BioEd Online

Palaeontologists have sequenced some protein from a 68-million-year-old fossilized Tyrannosaurus rex bone.

The protein — a key component of bone and connective tissue called collagen — blasts the record for the oldest protein ever sequenced. Before this, the oldest sequenced protein (also collagen) came from a mammoth fossil that was 100,000-300,000 years old. So the new find, reported this week in the journal Science¹, is quite a surprise.

Scientists hope that if similar molecular data can be recovered from other fossils, the information can be used to firm up the dinosaur family tree and to better understand their relationship with living animals.

But evolutionary biologists caution that the information from a single type of protein, such as collagen, is inadequate for building a proper family tree.

Nor is sequencing a single type of protein going to open the doors to Jurassic Park. Scientists would need DNA — which is much more fragile — in order to get the full genome of an ancient animal.

"I think it's a really great experiment," says Mark Norell of the American Museum of Natural History in New York. "But is this going to change the way we look at dinosaurs? Well, probably not."

Hard core protection

Many paleontologists don't think to check their fossils for protein, says palaeontologist Mary Higby Schweitzer of North Carolina State University in Raleigh, a co-author on the study. It's been known for a long time that dinosaurs exhibit wonderful microstructural preservation," she says. "However, it's always been assumed that preservation does not extend to the cellular or molecular level."

This particular fossil, which has been shown to contain soft tissues before (see 'Flexible fossil shows tyrannosaur's softer side'), was unusually well preserved.

It was found within 1,000 cubic metres of sandstone in the badlands of eastern Montana. The rock is thought to have kept away damaging groundwater and bacteria. "As the tissues begin to liquefy, the enzymes of decay and degradation are drained away in the sand, whereas in the mud it just sits and stews in its own juices," says Jack Horner, a palaeontologist at the Museum of the Rockies at Montana State University in Bozeman and an author on the study.

Collagen is very abundant and collagen fibres form a particularly tough, triple helix, with three strands of protein wound together like rope. The collagen samples that Schweitzer isolated from the T. rex fossil were buried deep within the fossil's large, dense bones, which probably provided a protective casing for the protein.

Horner is optimistic that similarly well-preserved fossils and their resident proteins can be isolated if palaeontologists are willing to dig through enough rock to find them. "If we spend a lot of time getting as deep into the sediment as we can in places where there has been very little air or water contamination, I think we're going to find that many specimens are like this," he says.

But others question whether there will be enough such finds to be useful. "I think you're not going to be able to get this kind of material from the vast majority of fossils," says Norell. "Most of the stuff we work on has been heated to hundreds and hundreds of degrees and smashed by geological pressure."

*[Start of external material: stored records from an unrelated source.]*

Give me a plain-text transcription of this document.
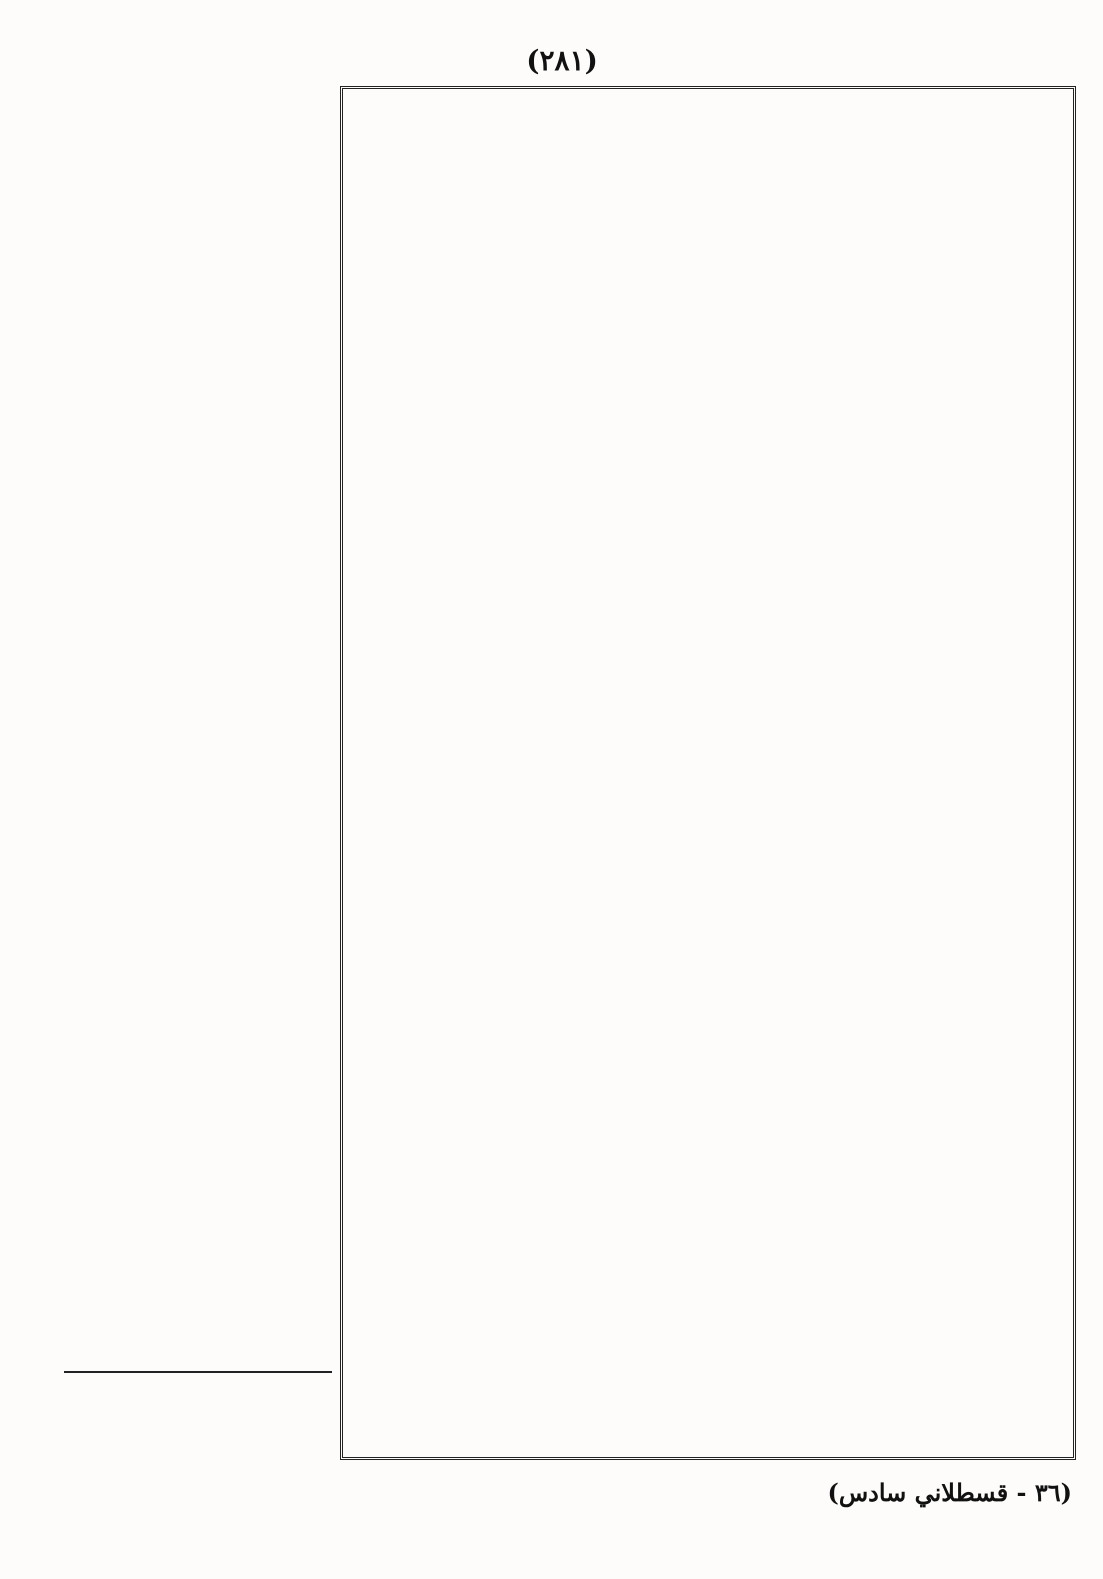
(٢٨١)
(٣٦ - قسطلاني سادس)
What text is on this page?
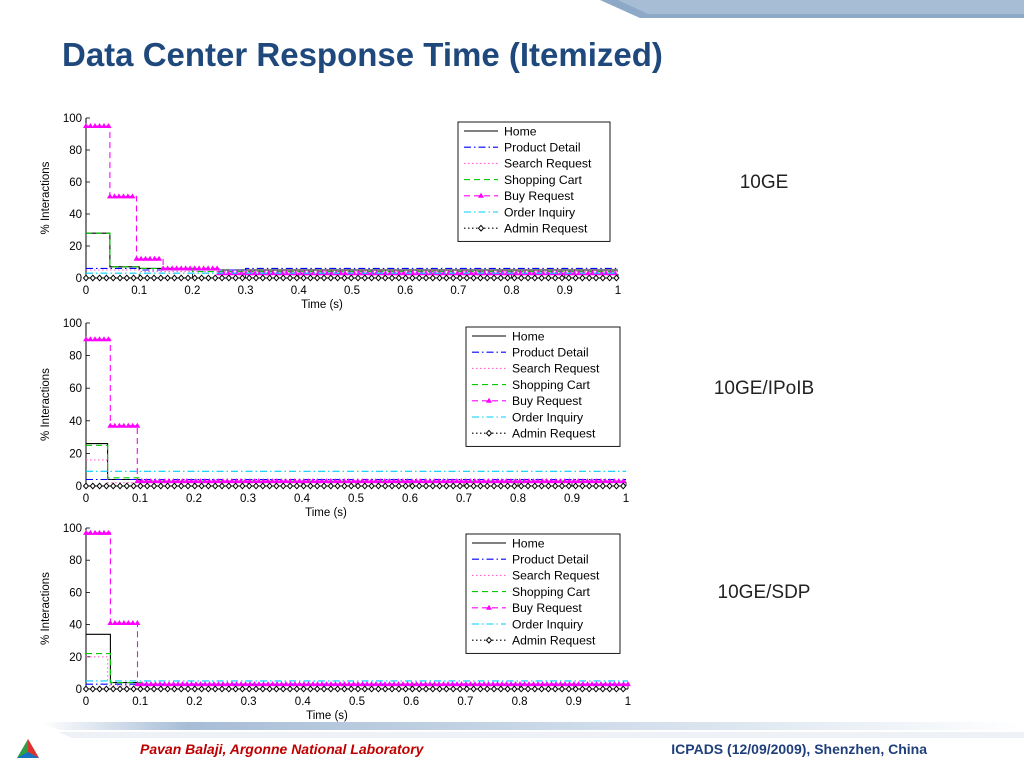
Data Center Response Time (Itemized)
0
20
40
60
80
100
0	0.1	0.2	0.3	0.4	0.5	0.6	0.7	0.8	0.9	1
Time (s)
% Interactions
Home
Product Detail
Search Request
Shopping Cart
Buy Request
Order Inquiry
Admin Request
0
20
40
60
80
100
0	0.1	0.2	0.3	0.4	0.5	0.6	0.7	0.8	0.9	1
Time (s)
% Interactions
Home
Product Detail
Search Request
Shopping Cart
Buy Request
Order Inquiry
Admin Request
0
20
40
60
80
100
0	0.1	0.2	0.3	0.4	0.5	0.6	0.7	0.8	0.9	1
Time (s)
% Interactions
Home
Product Detail
Search Request
Shopping Cart
Buy Request
Order Inquiry
Admin Request
10GE
10GE/IPoIB
10GE/SDP
Pavan Balaji, Argonne National Laboratory	ICPADS (12/09/2009), Shenzhen, China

"If we can only get rare sequence data it will remain just a curiosity," says Derek Briggs, a curator at Yale University's Peabody Museum of Natural History in New Haven, Connecticut.

Close to a chicken

So far, seven fragments of protein sequence have been gleaned from the T. rex fossil. Trawling through the limited amount of data available on collagen sequences, the authors determined that these are closest to the collagen of chickens².

This is in keeping with the dominant view that birds and dinosaurs are closely related. But the researchers hasten to point out that this does not mean that T. rex's closest modern relative is the chicken — just that the chicken is the closest relative for which collagen sequence is available in public databases. Crocodile and alligator collagen sequences, for example, were not available for comparison.

Schweitzer hopes the results will also encourage palaeontologists to open their collections to molecular investigation — even though that will mean dissolving the samples to get at any proteins inside. "Most curators of dinosaur palaeontology don't like me," says Schweitzer. "They like to keep their bones intact."